A cet égard, j'ai rencontré récemment un autre "convertit" qui venait de rentrer de vacances en Grèce, et en parlait avec beaucoup d'enthousiasme comme étant une "terre sainte" pleine de "saintes personnes," parce que "les Orthodoxes sont saints". Hé bien, je ne peux que supposer qu'il a dû passer tout son séjour dans d'excellents monastères – en passant, tous les monastères ne sont pas excellents. Je recommanderais à de telles personnes d'aller visiter les prisons grecques. Elles sont pleines d'Orthodoxes – des voleurs, des assassins, des violeurs, des proxénètes, des escrocs Orthodoxes. Vous pouvez le dire, ils sont tous Orthodoxes! Voyez-vous, la nature humaine est la même dans le monde entier.

Ce que je veux dire c'est que si nous nous attachons aux apparences, alors nous devrions d'abord nous demander à nous-mêmes : à quelles apparences sommes-nous donc attachés? Si nous ne faisons pas preuve de discernement, nous pourrons en effet avoir l'air fort bête. Toutes les apparences ne sont naturelles que si elles reflètent ce qui est en nous. Si le Christianisme Orthodoxe est en nous, alors nos apparences seront celles de tout Chrétien Orthodoxe. Nous gagnerions certainement à prendre l'habitude de visiter d'autres paroisses Orthodoxes, des pays où il y a beaucoup d'églises Orthodoxes, observant et analysant notre aspiration à l'authenticité. La pire des choses ce sont ces petites communautés de "convertis", refermées sur elles-mêmes, et qui ne voient jamais rien d'autre. Ils peuvent finir par avoir des pratiques qui n'existent nulle part ailleurs sur terre, et cependant penser être "plus Orthodoxes" que qui que ce soit d'autre! A nouveau, l'humilité est la solution pour guérir cette maladie, et l'humilité commence avec le réalisme, pas avec la fantaisie. Aucune spiritualité n'a jamais été fondée sur de la fantaisie. Sans une sobre humilité, il y a toujours l'illusion, qui est suivie par le découragement et la dépression. C'est la loi spirituelle.

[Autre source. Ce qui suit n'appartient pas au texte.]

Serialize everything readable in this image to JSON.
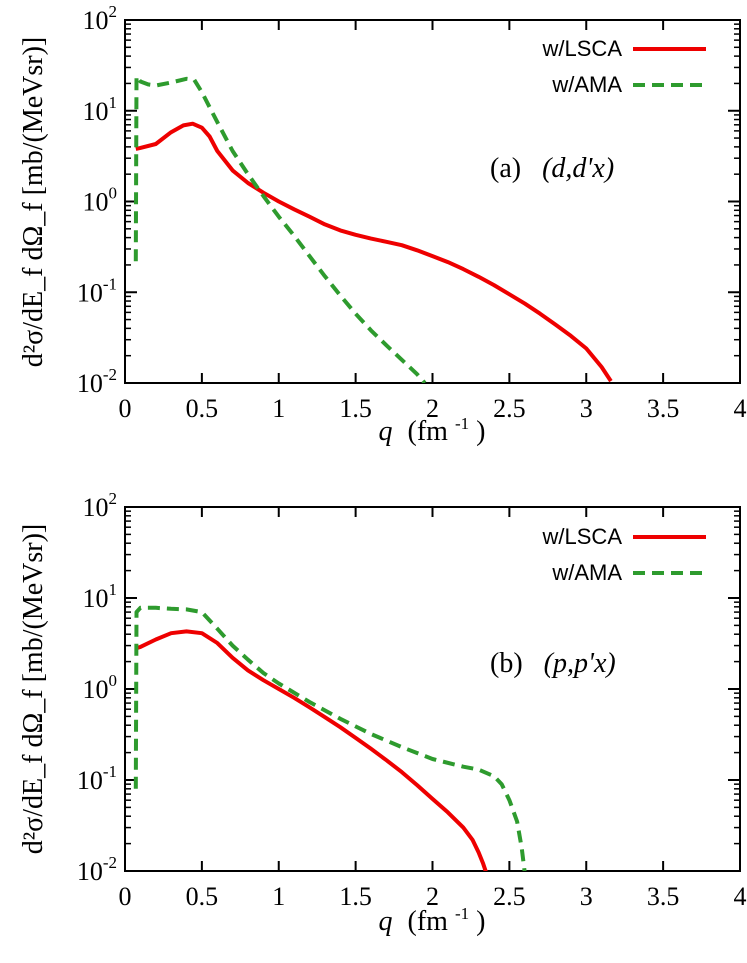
{
  "chart_data": [
    {
      "type": "line",
      "title": "",
      "annotation": {
        "prefix": "(a)",
        "reaction": "(d,d'x)"
      },
      "xlabel": {
        "symbol": "q",
        "unit_pre": "(fm",
        "unit_exp": "-1",
        "unit_post": ")"
      },
      "ylabel": {
        "text": "d²σ/dE_f dΩ_f [mb/(MeVsr)]"
      },
      "xlim": [
        0,
        4
      ],
      "ylim": [
        0.01,
        100
      ],
      "yscale": "log",
      "x_ticks": [
        "0",
        "0.5",
        "1",
        "1.5",
        "2",
        "2.5",
        "3",
        "3.5",
        "4"
      ],
      "x_tick_values": [
        0,
        0.5,
        1,
        1.5,
        2,
        2.5,
        3,
        3.5,
        4
      ],
      "y_ticks": [
        {
          "value": 100,
          "base": "10",
          "exp": "2"
        },
        {
          "value": 10,
          "base": "10",
          "exp": "1"
        },
        {
          "value": 1,
          "base": "10",
          "exp": "0"
        },
        {
          "value": 0.1,
          "base": "10",
          "exp": "-1"
        },
        {
          "value": 0.01,
          "base": "10",
          "exp": "-2"
        }
      ],
      "legend_position": "top-right",
      "grid": false,
      "series": [
        {
          "name": "w/LSCA",
          "color": "#ee0000",
          "style": "solid",
          "x": [
            0.07,
            0.1,
            0.2,
            0.3,
            0.38,
            0.44,
            0.5,
            0.55,
            0.6,
            0.7,
            0.8,
            0.9,
            1.0,
            1.1,
            1.2,
            1.3,
            1.4,
            1.5,
            1.6,
            1.7,
            1.8,
            1.9,
            2.0,
            2.1,
            2.2,
            2.3,
            2.4,
            2.5,
            2.6,
            2.7,
            2.8,
            2.9,
            3.0,
            3.1,
            3.16
          ],
          "y": [
            3.8,
            3.9,
            4.3,
            5.8,
            6.9,
            7.2,
            6.5,
            5.2,
            3.6,
            2.2,
            1.6,
            1.25,
            1.0,
            0.82,
            0.68,
            0.56,
            0.48,
            0.43,
            0.39,
            0.36,
            0.33,
            0.29,
            0.25,
            0.215,
            0.18,
            0.148,
            0.12,
            0.095,
            0.075,
            0.058,
            0.044,
            0.033,
            0.024,
            0.015,
            0.0105
          ]
        },
        {
          "name": "w/AMA",
          "color": "#2e9b2e",
          "style": "dashed",
          "x": [
            0.07,
            0.075,
            0.1,
            0.15,
            0.2,
            0.3,
            0.4,
            0.45,
            0.5,
            0.6,
            0.7,
            0.8,
            0.9,
            1.0,
            1.1,
            1.2,
            1.3,
            1.4,
            1.5,
            1.6,
            1.7,
            1.8,
            1.9,
            1.95
          ],
          "y": [
            0.22,
            24,
            21,
            19.5,
            19,
            20.5,
            22.5,
            22,
            16,
            7.5,
            3.6,
            2.0,
            1.15,
            0.68,
            0.42,
            0.25,
            0.15,
            0.092,
            0.058,
            0.038,
            0.026,
            0.018,
            0.0125,
            0.01
          ]
        }
      ]
    },
    {
      "type": "line",
      "title": "",
      "annotation": {
        "prefix": "(b)",
        "reaction": "(p,p'x)"
      },
      "xlabel": {
        "symbol": "q",
        "unit_pre": "(fm",
        "unit_exp": "-1",
        "unit_post": ")"
      },
      "ylabel": {
        "text": "d²σ/dE_f dΩ_f [mb/(MeVsr)]"
      },
      "xlim": [
        0,
        4
      ],
      "ylim": [
        0.01,
        100
      ],
      "yscale": "log",
      "x_ticks": [
        "0",
        "0.5",
        "1",
        "1.5",
        "2",
        "2.5",
        "3",
        "3.5",
        "4"
      ],
      "x_tick_values": [
        0,
        0.5,
        1,
        1.5,
        2,
        2.5,
        3,
        3.5,
        4
      ],
      "y_ticks": [
        {
          "value": 100,
          "base": "10",
          "exp": "2"
        },
        {
          "value": 10,
          "base": "10",
          "exp": "1"
        },
        {
          "value": 1,
          "base": "10",
          "exp": "0"
        },
        {
          "value": 0.1,
          "base": "10",
          "exp": "-1"
        },
        {
          "value": 0.01,
          "base": "10",
          "exp": "-2"
        }
      ],
      "legend_position": "top-right",
      "grid": false,
      "series": [
        {
          "name": "w/LSCA",
          "color": "#ee0000",
          "style": "solid",
          "x": [
            0.07,
            0.1,
            0.2,
            0.3,
            0.4,
            0.5,
            0.6,
            0.7,
            0.8,
            0.9,
            1.0,
            1.1,
            1.2,
            1.3,
            1.4,
            1.5,
            1.6,
            1.7,
            1.8,
            1.9,
            2.0,
            2.1,
            2.2,
            2.26,
            2.3,
            2.33,
            2.35
          ],
          "y": [
            2.8,
            2.9,
            3.5,
            4.1,
            4.3,
            4.1,
            3.2,
            2.2,
            1.6,
            1.25,
            1.0,
            0.8,
            0.63,
            0.49,
            0.38,
            0.29,
            0.22,
            0.165,
            0.122,
            0.088,
            0.062,
            0.044,
            0.03,
            0.022,
            0.016,
            0.012,
            0.0095
          ]
        },
        {
          "name": "w/AMA",
          "color": "#2e9b2e",
          "style": "dashed",
          "x": [
            0.07,
            0.075,
            0.1,
            0.2,
            0.3,
            0.4,
            0.5,
            0.6,
            0.7,
            0.8,
            0.9,
            1.0,
            1.2,
            1.4,
            1.6,
            1.8,
            2.0,
            2.2,
            2.3,
            2.4,
            2.45,
            2.5,
            2.55,
            2.58,
            2.6
          ],
          "y": [
            0.08,
            7,
            7.8,
            7.8,
            7.6,
            7.5,
            7.0,
            4.6,
            3.0,
            2.1,
            1.5,
            1.15,
            0.72,
            0.47,
            0.32,
            0.23,
            0.17,
            0.14,
            0.13,
            0.11,
            0.09,
            0.06,
            0.035,
            0.018,
            0.0095
          ]
        }
      ]
    }
  ]
}
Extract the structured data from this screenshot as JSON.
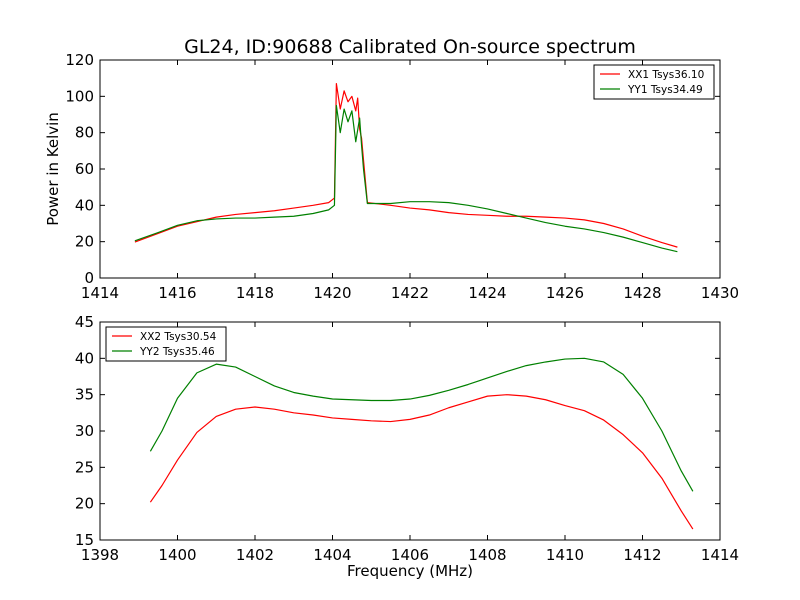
{
  "chart_data": [
    {
      "type": "line",
      "title": "GL24, ID:90688 Calibrated On-source spectrum",
      "xlabel": "",
      "ylabel": "Power in Kelvin",
      "xlim": [
        1414,
        1430
      ],
      "ylim": [
        0,
        120
      ],
      "xticks": [
        "1414",
        "1416",
        "1418",
        "1420",
        "1422",
        "1424",
        "1426",
        "1428",
        "1430"
      ],
      "yticks": [
        "0",
        "20",
        "40",
        "60",
        "80",
        "100",
        "120"
      ],
      "legend_position": "top-right",
      "series": [
        {
          "name": "XX1 Tsys36.10",
          "color": "#ff0000",
          "points": [
            [
              1414.9,
              19.8
            ],
            [
              1415.5,
              24.5
            ],
            [
              1416.0,
              28.5
            ],
            [
              1416.5,
              31.0
            ],
            [
              1417.0,
              33.5
            ],
            [
              1417.5,
              35.0
            ],
            [
              1418.0,
              36.0
            ],
            [
              1418.5,
              37.0
            ],
            [
              1419.0,
              38.5
            ],
            [
              1419.5,
              40.0
            ],
            [
              1419.9,
              41.5
            ],
            [
              1420.05,
              44
            ],
            [
              1420.1,
              107
            ],
            [
              1420.2,
              93
            ],
            [
              1420.3,
              103
            ],
            [
              1420.4,
              97
            ],
            [
              1420.5,
              100
            ],
            [
              1420.6,
              92
            ],
            [
              1420.65,
              99
            ],
            [
              1420.7,
              82
            ],
            [
              1420.75,
              77
            ],
            [
              1420.8,
              65
            ],
            [
              1420.9,
              41.5
            ],
            [
              1421.5,
              40.0
            ],
            [
              1422.0,
              38.5
            ],
            [
              1422.5,
              37.5
            ],
            [
              1423.0,
              36.0
            ],
            [
              1423.5,
              35.0
            ],
            [
              1424.0,
              34.5
            ],
            [
              1424.5,
              34.0
            ],
            [
              1425.0,
              34.0
            ],
            [
              1425.5,
              33.5
            ],
            [
              1426.0,
              33.0
            ],
            [
              1426.5,
              32.0
            ],
            [
              1427.0,
              30.0
            ],
            [
              1427.5,
              27.0
            ],
            [
              1428.0,
              23.0
            ],
            [
              1428.5,
              19.5
            ],
            [
              1428.9,
              17.0
            ]
          ]
        },
        {
          "name": "YY1 Tsys34.49",
          "color": "#008000",
          "points": [
            [
              1414.9,
              20.5
            ],
            [
              1415.5,
              25.0
            ],
            [
              1416.0,
              29.0
            ],
            [
              1416.5,
              31.5
            ],
            [
              1417.0,
              32.5
            ],
            [
              1417.5,
              33.0
            ],
            [
              1418.0,
              33.0
            ],
            [
              1418.5,
              33.5
            ],
            [
              1419.0,
              34.0
            ],
            [
              1419.5,
              35.5
            ],
            [
              1419.9,
              37.5
            ],
            [
              1420.05,
              40
            ],
            [
              1420.1,
              95
            ],
            [
              1420.2,
              80
            ],
            [
              1420.3,
              93
            ],
            [
              1420.4,
              86
            ],
            [
              1420.5,
              92
            ],
            [
              1420.6,
              75
            ],
            [
              1420.7,
              88
            ],
            [
              1420.75,
              73
            ],
            [
              1420.8,
              60
            ],
            [
              1420.9,
              41.0
            ],
            [
              1421.5,
              41.0
            ],
            [
              1422.0,
              42.0
            ],
            [
              1422.5,
              42.0
            ],
            [
              1423.0,
              41.5
            ],
            [
              1423.5,
              40.0
            ],
            [
              1424.0,
              38.0
            ],
            [
              1424.5,
              35.5
            ],
            [
              1425.0,
              33.0
            ],
            [
              1425.5,
              30.5
            ],
            [
              1426.0,
              28.5
            ],
            [
              1426.5,
              27.0
            ],
            [
              1427.0,
              25.0
            ],
            [
              1427.5,
              22.5
            ],
            [
              1428.0,
              19.5
            ],
            [
              1428.5,
              16.5
            ],
            [
              1428.9,
              14.5
            ]
          ]
        }
      ]
    },
    {
      "type": "line",
      "title": "",
      "xlabel": "Frequency (MHz)",
      "ylabel": "",
      "xlim": [
        1398,
        1414
      ],
      "ylim": [
        15,
        45
      ],
      "xticks": [
        "1398",
        "1400",
        "1402",
        "1404",
        "1406",
        "1408",
        "1410",
        "1412",
        "1414"
      ],
      "yticks": [
        "15",
        "20",
        "25",
        "30",
        "35",
        "40",
        "45"
      ],
      "legend_position": "top-left",
      "series": [
        {
          "name": "XX2 Tsys30.54",
          "color": "#ff0000",
          "points": [
            [
              1399.3,
              20.2
            ],
            [
              1399.6,
              22.5
            ],
            [
              1400.0,
              26.0
            ],
            [
              1400.5,
              29.8
            ],
            [
              1401.0,
              32.0
            ],
            [
              1401.5,
              33.0
            ],
            [
              1402.0,
              33.3
            ],
            [
              1402.5,
              33.0
            ],
            [
              1403.0,
              32.5
            ],
            [
              1403.5,
              32.2
            ],
            [
              1404.0,
              31.8
            ],
            [
              1404.5,
              31.6
            ],
            [
              1405.0,
              31.4
            ],
            [
              1405.5,
              31.3
            ],
            [
              1406.0,
              31.6
            ],
            [
              1406.5,
              32.2
            ],
            [
              1407.0,
              33.2
            ],
            [
              1407.5,
              34.0
            ],
            [
              1408.0,
              34.8
            ],
            [
              1408.5,
              35.0
            ],
            [
              1409.0,
              34.8
            ],
            [
              1409.5,
              34.3
            ],
            [
              1410.0,
              33.5
            ],
            [
              1410.5,
              32.8
            ],
            [
              1411.0,
              31.5
            ],
            [
              1411.5,
              29.5
            ],
            [
              1412.0,
              27.0
            ],
            [
              1412.5,
              23.5
            ],
            [
              1413.0,
              19.0
            ],
            [
              1413.3,
              16.5
            ]
          ]
        },
        {
          "name": "YY2 Tsys35.46",
          "color": "#008000",
          "points": [
            [
              1399.3,
              27.2
            ],
            [
              1399.6,
              30.0
            ],
            [
              1400.0,
              34.5
            ],
            [
              1400.5,
              38.0
            ],
            [
              1401.0,
              39.2
            ],
            [
              1401.5,
              38.8
            ],
            [
              1402.0,
              37.5
            ],
            [
              1402.5,
              36.2
            ],
            [
              1403.0,
              35.3
            ],
            [
              1403.5,
              34.8
            ],
            [
              1404.0,
              34.4
            ],
            [
              1404.5,
              34.3
            ],
            [
              1405.0,
              34.2
            ],
            [
              1405.5,
              34.2
            ],
            [
              1406.0,
              34.4
            ],
            [
              1406.5,
              34.9
            ],
            [
              1407.0,
              35.6
            ],
            [
              1407.5,
              36.4
            ],
            [
              1408.0,
              37.3
            ],
            [
              1408.5,
              38.2
            ],
            [
              1409.0,
              39.0
            ],
            [
              1409.5,
              39.5
            ],
            [
              1410.0,
              39.9
            ],
            [
              1410.5,
              40.0
            ],
            [
              1411.0,
              39.5
            ],
            [
              1411.5,
              37.8
            ],
            [
              1412.0,
              34.5
            ],
            [
              1412.5,
              30.0
            ],
            [
              1413.0,
              24.5
            ],
            [
              1413.3,
              21.7
            ]
          ]
        }
      ]
    }
  ]
}
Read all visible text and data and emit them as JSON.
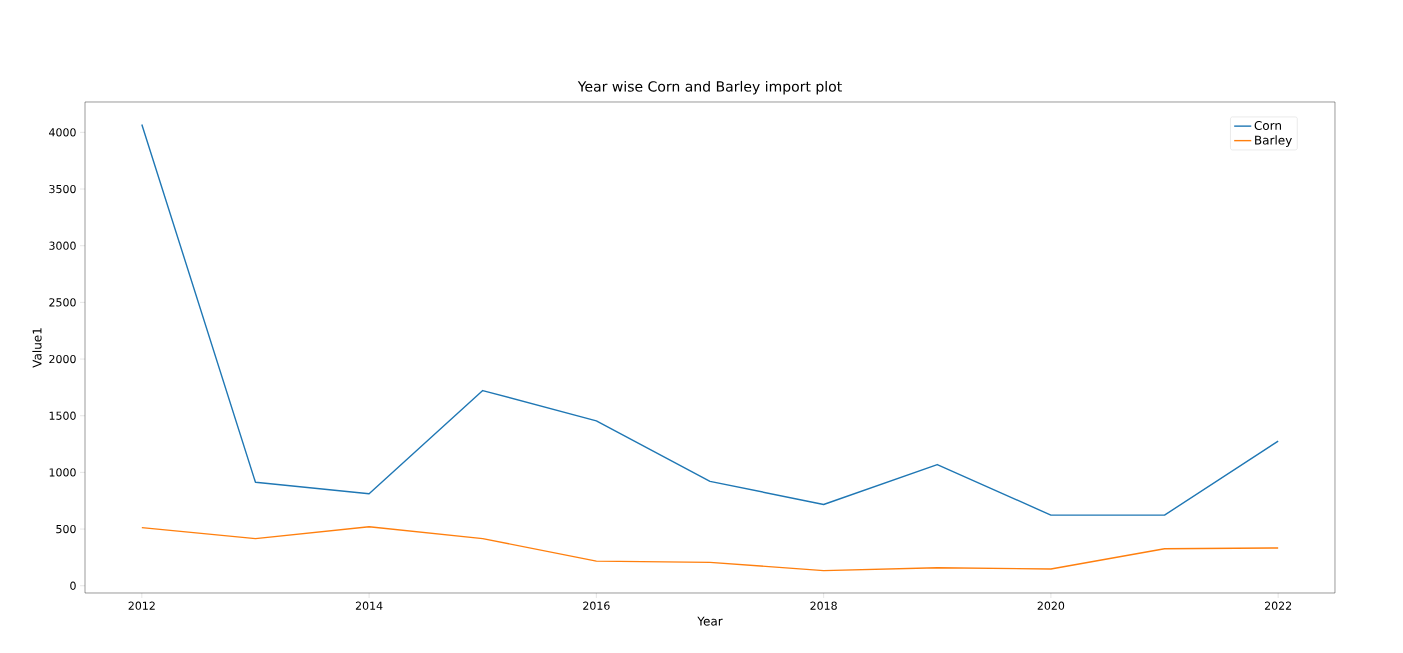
{
  "chart_data": {
    "type": "line",
    "title": "Year wise Corn and Barley import plot",
    "xlabel": "Year",
    "ylabel": "Value1",
    "x": [
      2012,
      2013,
      2014,
      2015,
      2016,
      2017,
      2018,
      2019,
      2020,
      2021,
      2022
    ],
    "series": [
      {
        "name": "Corn",
        "color": "#1f77b4",
        "values": [
          4070,
          913,
          812,
          1722,
          1454,
          921,
          717,
          1069,
          623,
          623,
          1276
        ]
      },
      {
        "name": "Barley",
        "color": "#ff7f0e",
        "values": [
          513,
          416,
          521,
          416,
          217,
          206,
          133,
          159,
          148,
          326,
          333
        ]
      }
    ],
    "xlim": [
      2011.5,
      2022.5
    ],
    "ylim": [
      -64,
      4268
    ],
    "xticks": [
      2012,
      2014,
      2016,
      2018,
      2020,
      2022
    ],
    "yticks": [
      0,
      500,
      1000,
      1500,
      2000,
      2500,
      3000,
      3500,
      4000
    ],
    "legend": "top right",
    "grid": false,
    "marker": "none",
    "line_style": "solid"
  }
}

Voir la réalité d'églises Orthodoxes est un excellent remède contre la maladie des fantaisies. Se rappeler que certaines Eglises Orthodoxes sont des Eglises d'Etat, et que bien d'autres ont des mentalités d'Eglise d'Etat. Une expérience qui donne à réfléchir, c'est la rencontre avec un certain nombre de ces diacres, prêtres et évêques qui se vantent de combien "ils gagnent" comme salaire, qui sont "hors service" à partir de 17h et les lundis et jeudis, et qui ne peuvent dès lors pas y célébrer de funérailles, qui disent qu'être dans le clergé c'est un bien meilleur boulot que ce qu'ils auraient autrement dû faire parce qu'ils n'étaient pas trop brillants à l'école et que l'alternative c'était être larbin dans une usine.. Mais c'est la réalité. Le contact avec cette réalité peut être de grand secours pour mettre un terme au zèle non-éclairé, aux ghettos de convertis, à tout ce que j'appelle "l'effet de serre".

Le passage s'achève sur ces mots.